The door opened again. The wind was icy and someone yelled, ‘Close the door.’ In came this woman clutching her thin little coat. She found a place not far from me. The greasy apron came in, ‘What do you want?’ ‘A glass of water,’ she said. He brought the water and pulled out his pad and said, ‘What’ll you have?’ ‘Just the water.’ ‘Look lady, you have to order something. I have customers that pay. What do you think this is, a church or something? Now what do you want?’
‘Just a glass of water and a few minutes to get warm.’ The greasy apron glared, ‘Look lady, everybody else here is paying. If you’re not going to order, you’ve got to leave.’ And he got real loud about it.
So she got up to leave and, almost as if it was rehearsed, everybody in that little café stood up and started toward the door. I got up to join them. And the man in the greasy apron said, ‘All right, all right, she can stay.’ Everyone sat back down and he brought her a bowl of soup on the house.
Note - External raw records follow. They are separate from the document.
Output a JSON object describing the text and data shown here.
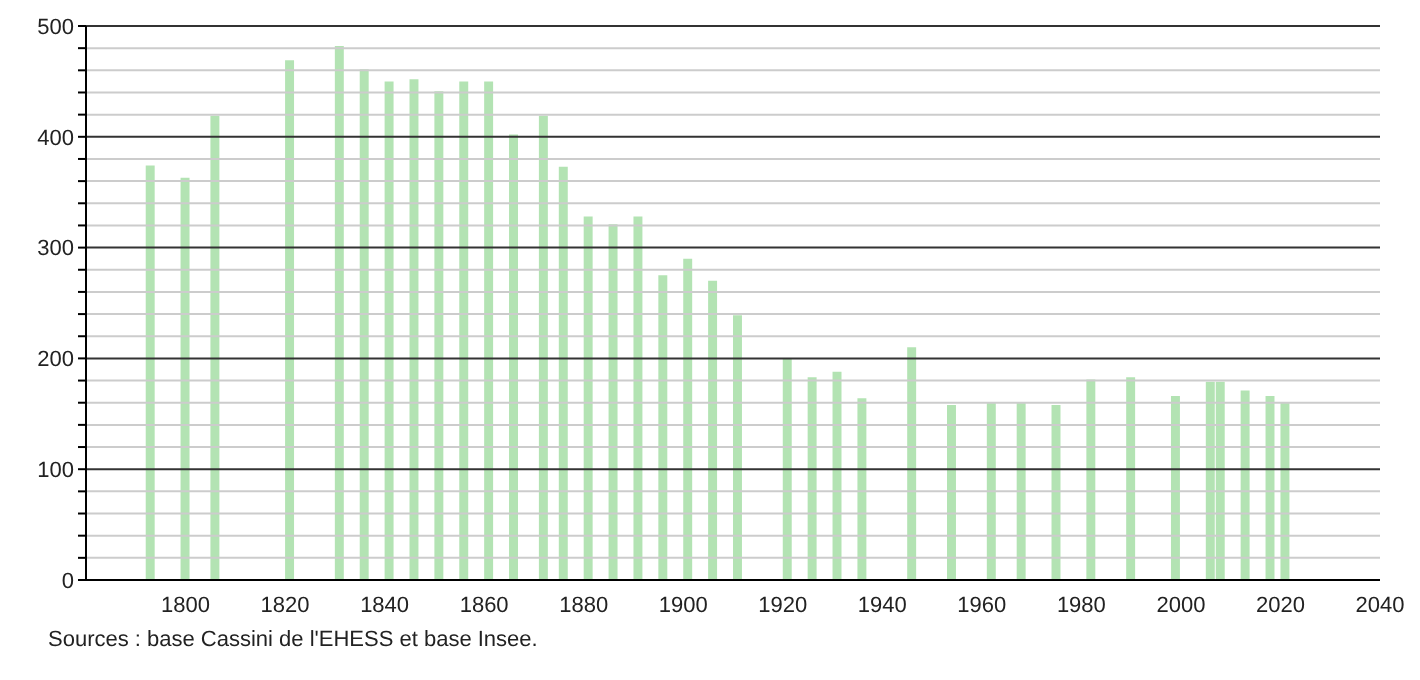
{
  "chart_data": {
    "type": "bar",
    "x": [
      1793,
      1800,
      1806,
      1821,
      1831,
      1836,
      1841,
      1846,
      1851,
      1856,
      1861,
      1866,
      1872,
      1876,
      1881,
      1886,
      1891,
      1896,
      1901,
      1906,
      1911,
      1921,
      1926,
      1931,
      1936,
      1946,
      1954,
      1962,
      1968,
      1975,
      1982,
      1990,
      1999,
      2006,
      2008,
      2013,
      2018,
      2021
    ],
    "values": [
      374,
      363,
      419,
      469,
      482,
      461,
      450,
      452,
      441,
      450,
      450,
      402,
      419,
      373,
      328,
      321,
      328,
      275,
      290,
      270,
      239,
      200,
      183,
      188,
      164,
      210,
      158,
      160,
      160,
      158,
      181,
      183,
      166,
      179,
      179,
      171,
      166,
      160
    ],
    "color": "#b3e3b3",
    "xlim": [
      1780,
      2040
    ],
    "xticks": [
      1800,
      1820,
      1840,
      1860,
      1880,
      1900,
      1920,
      1940,
      1960,
      1980,
      2000,
      2020,
      2040
    ],
    "ylim": [
      0,
      500
    ],
    "yticks": [
      0,
      {
        "value": 20,
        "label": null
      },
      {
        "value": 40,
        "label": null
      },
      {
        "value": 60,
        "label": null
      },
      {
        "value": 80,
        "label": null
      },
      100,
      {
        "value": 120,
        "label": null
      },
      {
        "value": 140,
        "label": null
      },
      {
        "value": 160,
        "label": null
      },
      {
        "value": 180,
        "label": null
      },
      200,
      {
        "value": 220,
        "label": null
      },
      {
        "value": 240,
        "label": null
      },
      {
        "value": 260,
        "label": null
      },
      {
        "value": 280,
        "label": null
      },
      300,
      {
        "value": 320,
        "label": null
      },
      {
        "value": 340,
        "label": null
      },
      {
        "value": 360,
        "label": null
      },
      {
        "value": 380,
        "label": null
      },
      400,
      {
        "value": 420,
        "label": null
      },
      {
        "value": 440,
        "label": null
      },
      {
        "value": 460,
        "label": null
      },
      {
        "value": 480,
        "label": null
      },
      500
    ],
    "grid": "y",
    "annotations": [
      "Sources : base Cassini de l'EHESS et base Insee."
    ]
  }
}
I said to the person next to me, ‘Who is she?’ He said, ‘I never saw her before in my life.’ The place grew quiet, but I heard the sipping of that awful soup. I said to myself, “I’m gonna try it again.’ I put my spoon into the soup and you know what, it wasn’t such bad soup. Everybody was eating the soup. I started to eat it to and started to enjoy it. I have no idea what kind of soup it was. I don’t know what was in it, but I do recall when I was eating it, it tasted a bit like bread and wine, just a little like bread and wine.” (Craddock Stories, pp 83-84)
Craddock proclaims the important truth, stated so clearly in Hebrews 13 and so memorable in Luke 14, that as people of faith, we are called to watch out for and protect the vulnerable, the outcast, the neglected and scorned in our world. An old folk hymn of the 1960s, “They’ll Know We Are Christians by our Love” spoke of our commitment to “guard each one’s dignity and save each one’s pride.”
The table will soon be set for us to join with other seekers and believers in knowing Christ anew. This is the table where there is room for everyone. This is the table with special places set aside for the lowly, the broken, the overlooked and dispossessed.
May we come to our places there with new understandings and new desires of how best to live and serve the risen Lord. And may the reminders of our need to watch over and protect the poor, the innocent and the vulnerable in our world, be a reminder that helps to make the bread we consume more fulfilling and the cup we drink from more satisfying. Thanks be to God. Amen.